Green hills of Scotland in the background and large old castle in the center of the shot.
The scenery is far and away my favorite character in the movie.

There are also just a lot of impromptu songs. Maybe this is your thing, maybe you will be thrilled to hear the third or fourth rendition of “Whiskey and Wine.” Maybe you know who Brett James is and it will make sense that he’s playing in a tiny bar in a tiny town in Scotland and you will enjoy it when Annabelle gets up to sing a duet with him. Maybe you will also enjoy it when the song is then reprised by Annabelle and Howard at least twice more. I was less enthusiastic. (And by less enthusiastic I mean I groaned like a cow in labor and skipped ahead.) And really, I think if you’re a huge Kathie Lee Gifford fan you will likely feel differently about the whole shebang than I do. I have very few feelings or thoughts about Kathie Lee Gifford.

But here’s the thing, Annabelle is also a very capable, independent, and sexual older woman. She makes it clear that she gave up her dreams for someone else once and she doesn’t want to do it again. She’s emotionally secure and open. She shows up with one suitcase and then merrily goes off to buy herself an almost entirely tartan wardrobe, which is something to behold. (This also results in a shopping montage that most certainly should have been cut. But we’re talking about positives here!)

Howard and Annabelle walking across a mowed lawn.
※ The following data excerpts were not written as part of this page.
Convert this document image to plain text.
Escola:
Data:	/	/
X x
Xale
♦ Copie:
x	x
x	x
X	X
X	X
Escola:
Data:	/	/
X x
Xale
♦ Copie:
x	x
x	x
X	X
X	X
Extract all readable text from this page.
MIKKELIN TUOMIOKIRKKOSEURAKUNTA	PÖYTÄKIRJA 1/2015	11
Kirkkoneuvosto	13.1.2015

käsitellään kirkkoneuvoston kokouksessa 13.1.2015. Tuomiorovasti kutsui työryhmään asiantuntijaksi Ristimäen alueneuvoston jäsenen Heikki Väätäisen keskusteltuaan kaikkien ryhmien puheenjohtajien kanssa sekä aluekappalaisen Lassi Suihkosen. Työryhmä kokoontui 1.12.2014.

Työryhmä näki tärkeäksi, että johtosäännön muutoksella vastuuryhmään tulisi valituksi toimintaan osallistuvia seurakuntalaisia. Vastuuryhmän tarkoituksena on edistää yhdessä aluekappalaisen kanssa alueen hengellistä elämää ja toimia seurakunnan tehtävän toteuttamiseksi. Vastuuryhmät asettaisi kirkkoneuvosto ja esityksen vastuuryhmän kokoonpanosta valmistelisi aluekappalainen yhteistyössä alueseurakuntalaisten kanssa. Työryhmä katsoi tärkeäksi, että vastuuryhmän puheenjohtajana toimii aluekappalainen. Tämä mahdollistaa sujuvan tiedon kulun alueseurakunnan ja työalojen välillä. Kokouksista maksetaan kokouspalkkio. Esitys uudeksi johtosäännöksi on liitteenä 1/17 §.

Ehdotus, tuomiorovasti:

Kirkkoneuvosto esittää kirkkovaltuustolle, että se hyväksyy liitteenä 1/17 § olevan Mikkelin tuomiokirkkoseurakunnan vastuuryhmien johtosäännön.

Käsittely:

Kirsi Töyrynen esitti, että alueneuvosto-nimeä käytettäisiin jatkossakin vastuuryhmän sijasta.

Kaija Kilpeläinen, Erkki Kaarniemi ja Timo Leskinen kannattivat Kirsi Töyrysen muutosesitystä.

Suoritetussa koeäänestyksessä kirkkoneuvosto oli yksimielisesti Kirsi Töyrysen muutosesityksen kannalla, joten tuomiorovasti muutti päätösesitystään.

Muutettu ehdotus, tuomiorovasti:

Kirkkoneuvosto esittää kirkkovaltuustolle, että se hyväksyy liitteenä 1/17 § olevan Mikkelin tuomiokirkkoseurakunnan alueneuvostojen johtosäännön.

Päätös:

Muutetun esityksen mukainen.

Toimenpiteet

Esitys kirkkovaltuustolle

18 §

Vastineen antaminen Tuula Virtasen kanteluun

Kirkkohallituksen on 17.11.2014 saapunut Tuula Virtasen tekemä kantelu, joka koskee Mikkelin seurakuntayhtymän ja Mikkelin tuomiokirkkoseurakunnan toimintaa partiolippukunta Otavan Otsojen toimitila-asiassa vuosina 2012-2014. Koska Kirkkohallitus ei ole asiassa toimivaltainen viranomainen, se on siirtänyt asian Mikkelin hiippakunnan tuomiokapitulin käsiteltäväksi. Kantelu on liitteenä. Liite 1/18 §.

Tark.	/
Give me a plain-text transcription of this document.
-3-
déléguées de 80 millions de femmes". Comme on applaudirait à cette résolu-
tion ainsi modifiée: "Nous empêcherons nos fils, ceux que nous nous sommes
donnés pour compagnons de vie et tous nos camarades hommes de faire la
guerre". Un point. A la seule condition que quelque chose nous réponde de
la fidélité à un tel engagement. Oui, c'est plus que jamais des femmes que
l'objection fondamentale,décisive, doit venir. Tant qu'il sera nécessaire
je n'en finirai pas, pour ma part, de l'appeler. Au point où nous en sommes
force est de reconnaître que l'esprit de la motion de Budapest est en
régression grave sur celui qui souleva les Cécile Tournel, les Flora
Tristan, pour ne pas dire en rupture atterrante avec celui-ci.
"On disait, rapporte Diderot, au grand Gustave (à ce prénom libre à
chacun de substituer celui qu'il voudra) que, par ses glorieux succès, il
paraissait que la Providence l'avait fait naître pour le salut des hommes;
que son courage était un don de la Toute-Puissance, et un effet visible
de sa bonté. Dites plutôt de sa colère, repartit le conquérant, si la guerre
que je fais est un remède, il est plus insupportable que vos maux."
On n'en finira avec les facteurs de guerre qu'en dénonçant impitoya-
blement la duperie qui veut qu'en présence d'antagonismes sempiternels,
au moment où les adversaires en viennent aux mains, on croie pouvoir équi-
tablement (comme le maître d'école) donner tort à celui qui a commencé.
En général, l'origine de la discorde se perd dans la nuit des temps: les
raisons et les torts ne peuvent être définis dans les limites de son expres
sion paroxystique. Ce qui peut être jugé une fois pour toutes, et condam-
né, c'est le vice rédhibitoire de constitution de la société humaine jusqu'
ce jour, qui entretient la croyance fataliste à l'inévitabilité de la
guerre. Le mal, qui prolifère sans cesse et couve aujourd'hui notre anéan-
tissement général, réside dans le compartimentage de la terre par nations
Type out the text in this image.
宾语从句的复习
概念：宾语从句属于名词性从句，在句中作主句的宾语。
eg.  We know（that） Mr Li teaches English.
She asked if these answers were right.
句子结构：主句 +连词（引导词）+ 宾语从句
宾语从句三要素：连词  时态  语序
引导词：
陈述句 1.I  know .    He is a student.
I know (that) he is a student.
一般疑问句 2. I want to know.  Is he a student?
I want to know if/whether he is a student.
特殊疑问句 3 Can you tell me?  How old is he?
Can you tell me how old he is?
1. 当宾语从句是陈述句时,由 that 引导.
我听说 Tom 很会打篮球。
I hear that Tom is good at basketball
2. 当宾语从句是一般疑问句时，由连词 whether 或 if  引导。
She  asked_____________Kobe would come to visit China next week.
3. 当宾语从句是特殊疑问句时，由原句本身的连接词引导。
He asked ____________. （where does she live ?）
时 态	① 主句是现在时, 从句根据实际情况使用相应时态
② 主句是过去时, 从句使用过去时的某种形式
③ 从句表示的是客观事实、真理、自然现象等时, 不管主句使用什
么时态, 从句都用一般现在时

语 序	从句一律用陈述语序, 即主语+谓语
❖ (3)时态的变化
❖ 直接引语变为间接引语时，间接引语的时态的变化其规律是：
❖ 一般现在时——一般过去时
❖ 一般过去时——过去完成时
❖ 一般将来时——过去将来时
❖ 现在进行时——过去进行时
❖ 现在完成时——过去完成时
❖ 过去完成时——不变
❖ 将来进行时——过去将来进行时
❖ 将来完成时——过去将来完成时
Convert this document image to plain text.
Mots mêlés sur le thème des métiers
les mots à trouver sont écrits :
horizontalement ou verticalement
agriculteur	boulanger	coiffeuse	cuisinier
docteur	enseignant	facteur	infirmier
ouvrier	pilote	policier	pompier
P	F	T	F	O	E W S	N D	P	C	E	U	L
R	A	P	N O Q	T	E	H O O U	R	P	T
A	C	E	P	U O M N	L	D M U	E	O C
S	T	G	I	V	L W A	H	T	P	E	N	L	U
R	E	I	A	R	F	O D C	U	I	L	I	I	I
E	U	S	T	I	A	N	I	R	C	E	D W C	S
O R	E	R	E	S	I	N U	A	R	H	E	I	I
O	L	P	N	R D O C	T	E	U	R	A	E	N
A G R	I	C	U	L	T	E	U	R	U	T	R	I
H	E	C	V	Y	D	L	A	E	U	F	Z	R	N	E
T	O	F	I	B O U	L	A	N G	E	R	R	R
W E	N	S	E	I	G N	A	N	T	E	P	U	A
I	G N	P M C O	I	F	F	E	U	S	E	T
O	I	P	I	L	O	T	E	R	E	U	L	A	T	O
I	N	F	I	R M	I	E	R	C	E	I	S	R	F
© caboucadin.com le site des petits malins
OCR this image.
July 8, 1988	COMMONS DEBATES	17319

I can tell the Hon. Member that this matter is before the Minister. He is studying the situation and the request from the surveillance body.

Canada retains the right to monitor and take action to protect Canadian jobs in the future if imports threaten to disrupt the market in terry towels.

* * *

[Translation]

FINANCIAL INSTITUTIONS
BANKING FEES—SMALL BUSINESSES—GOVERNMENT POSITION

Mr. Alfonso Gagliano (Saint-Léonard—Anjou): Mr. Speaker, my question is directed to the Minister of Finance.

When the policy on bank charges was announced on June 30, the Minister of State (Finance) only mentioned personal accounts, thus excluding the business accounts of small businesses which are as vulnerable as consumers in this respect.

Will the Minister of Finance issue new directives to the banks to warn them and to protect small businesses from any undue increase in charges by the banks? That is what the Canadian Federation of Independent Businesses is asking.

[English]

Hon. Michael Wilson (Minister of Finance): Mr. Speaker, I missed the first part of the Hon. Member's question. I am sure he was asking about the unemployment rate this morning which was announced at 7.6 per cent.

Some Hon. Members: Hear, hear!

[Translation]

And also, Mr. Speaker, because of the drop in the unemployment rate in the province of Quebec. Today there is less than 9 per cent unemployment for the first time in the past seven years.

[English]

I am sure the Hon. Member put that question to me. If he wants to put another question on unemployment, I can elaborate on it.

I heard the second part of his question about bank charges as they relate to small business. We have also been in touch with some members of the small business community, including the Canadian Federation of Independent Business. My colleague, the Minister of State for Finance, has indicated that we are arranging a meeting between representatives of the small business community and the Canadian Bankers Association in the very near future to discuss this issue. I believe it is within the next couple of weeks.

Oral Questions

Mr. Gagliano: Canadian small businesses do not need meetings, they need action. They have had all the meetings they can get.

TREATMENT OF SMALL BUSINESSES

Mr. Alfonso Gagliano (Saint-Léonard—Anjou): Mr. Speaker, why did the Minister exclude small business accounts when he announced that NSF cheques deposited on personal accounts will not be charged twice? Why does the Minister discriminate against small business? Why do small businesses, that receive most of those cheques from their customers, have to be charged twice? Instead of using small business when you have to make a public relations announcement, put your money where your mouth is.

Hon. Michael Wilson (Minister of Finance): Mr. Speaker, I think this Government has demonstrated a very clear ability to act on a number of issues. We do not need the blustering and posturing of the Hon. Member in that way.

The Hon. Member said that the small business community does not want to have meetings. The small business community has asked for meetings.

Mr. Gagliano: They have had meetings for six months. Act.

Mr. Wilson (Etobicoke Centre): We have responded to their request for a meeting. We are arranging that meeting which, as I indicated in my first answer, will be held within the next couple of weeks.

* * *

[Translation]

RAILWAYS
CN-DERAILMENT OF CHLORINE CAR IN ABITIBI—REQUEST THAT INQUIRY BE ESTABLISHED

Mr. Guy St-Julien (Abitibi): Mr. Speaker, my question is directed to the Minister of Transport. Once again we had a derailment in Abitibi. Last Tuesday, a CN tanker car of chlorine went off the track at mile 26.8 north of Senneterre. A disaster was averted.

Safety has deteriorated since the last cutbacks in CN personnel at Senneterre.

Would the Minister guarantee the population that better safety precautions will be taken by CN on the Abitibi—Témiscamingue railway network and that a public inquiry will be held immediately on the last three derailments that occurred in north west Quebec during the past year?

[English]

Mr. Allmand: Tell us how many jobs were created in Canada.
He is wearing a button down shirt, pants, a jacket, and brown shoes. She is wearing a plaid jacket with puffed sleeves and peplum, a plaid ruffled skirt that is knee-length in the front and ankle-length in the back, and a pair of plaid high-top sneakers.
This outfit is just off-the-wall enough to work. Especially since Annabelle also wears very Nantucket looking clothing.

She’s ready to pitch in and help when needed. She ably fixes Howard’s plumbing—that is not a euphemism and also very much a euphemism. She wows the socks of Howard in bed and then is fully prepared to walk away from the romance because she has other stuff she wants to do. If anyone is being saved or rescued or whatever in this movie, it’s Howard being rescued by Annabelle. And yes, she’s a version of an older woman with an eerily smooth face and thin body, but she’s still a woman well past her Hollywood sex appeal sell-by date, and I appreciate Kathie Lee Gifford not giving a shit and writing and producing a movie where she gets to play exactly the kind of role she wants to. Plus, Scotland, where the movie was filmed, is a damn fine background.

In a brightly lit bedroom Howard lays on the bed covered in a dark green velvet blanket. His hair is messed and he appears to be naked. Annabelle sits on a straight-backed wooden chair. She is wearing a white bathrobe, her hair is wet, and she is applying lotion to her feet.
Look at this. She laid that man out. He can’t even get out of the bed. Meanwhile she’s just calmly going about her life.
Annabelle in a sea green bathtub that is filled with bubbles. Her head is resting against the back of the tub and her hands and legs are raised in the air. She is singing.
This is one of the (many) scenes when Annabelle sings—which I most certainly could have done without and editing them out would have (blessedly) shaved a solid chunk of time off the movie—BUT I have a lot of respect for Kathie Lee Gifford giving herself multiple sexy bathtub scenes. The chances of someone else writing them for a “woman of her age” are slim to none (unless she scores a guest appearance on “Grace and Frankie”).

I guess, in the end, I had a lot of respect for the idea of Annabelle and her adventures, even if I did routinely pray for Scotland’s 6.8 million sheep to rise up as one and put an end to the entire disjointed jumble of half-baked plots. 

Overall Rating on the Chronically Streaming Pain Scale:

Distressing: I’m so uncomfortable. I wonder if this will ever stop. I might want to be sedated.